Ive tried the wagg food and my mice left most of it and only ate the sunflowers seeds which is not good .... I buy the wild bird food from the pound shop( it contains grains and seeds) and mix it with tesco cheap porride oats and they own brand cheap muselli which they seem to enjoy i mix them all together ... they occasionally get cornflakes, and cheerios when there are a few left in my daughters cerial box .... I use budgie millet hung in the strings and bughie treats to hang from the top of the cage to keep them active ... all from wilkinsons and they also are cheap  costs me very little to feed the mice each month less than a fiver  and i have 16 mice if you were wondering


----------



## TanithHH (Jan 5, 2013)

Thanks. Sounds good, how much of everything do you mix (e.g. 40% muesli, 20% oats, 30% bird seed and so on)? Anyone else get Wagg food? Or generally, what do other people feed their mice?
Thanks


----------



## DaisyTailsMousery (Nov 8, 2012)

I feed lab blocks to mine. Each mouse gets one a day, then I hand feed them treats (sunflower seeds cheerios etc.) to keep them tame and socialize them. Pregnant and nursing does also get some cheap cat food


----------



## TanithHH (Jan 5, 2013)

I'm going to start giving them a mix of low-sugar muesli, oats (would porridge oats do?), wild bird seed, Wagg food mixed in with that, for the change at least, and cornflakes, dog biscuits, maybe some chicken corn which I have anyway... 
My mice have a pile of hay anyway and plenty of treats through out the day.

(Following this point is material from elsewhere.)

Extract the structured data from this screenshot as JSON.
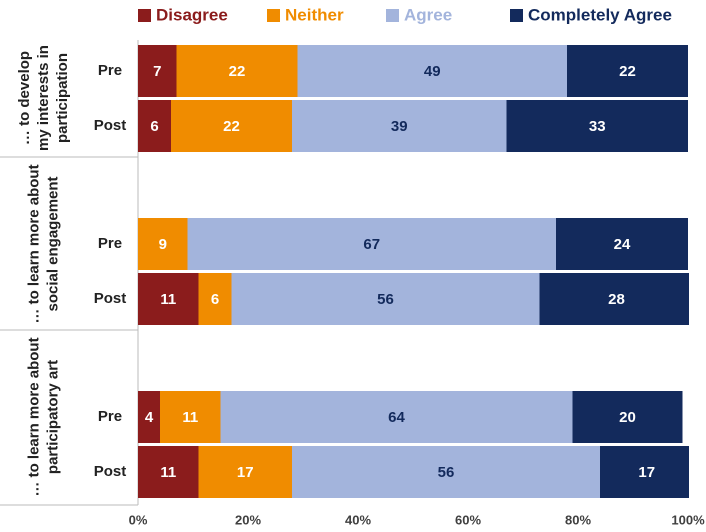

rematnogard: where do you get lab blocks?


----------



## andypandy29us (Aug 10, 2012)

mix is about 40% oats, 20% muesli, 30% wild bird food and the rest is cat biscuits, and breakfast cerial .... there is always hay in there with the shredded paper but they use it as bedding rather than as food ... they may nibble on it tho


----------



## DaisyTailsMousery (Nov 8, 2012)

I get them at petsmart.


----------



## TanithHH (Jan 5, 2013)

Thank you!


----------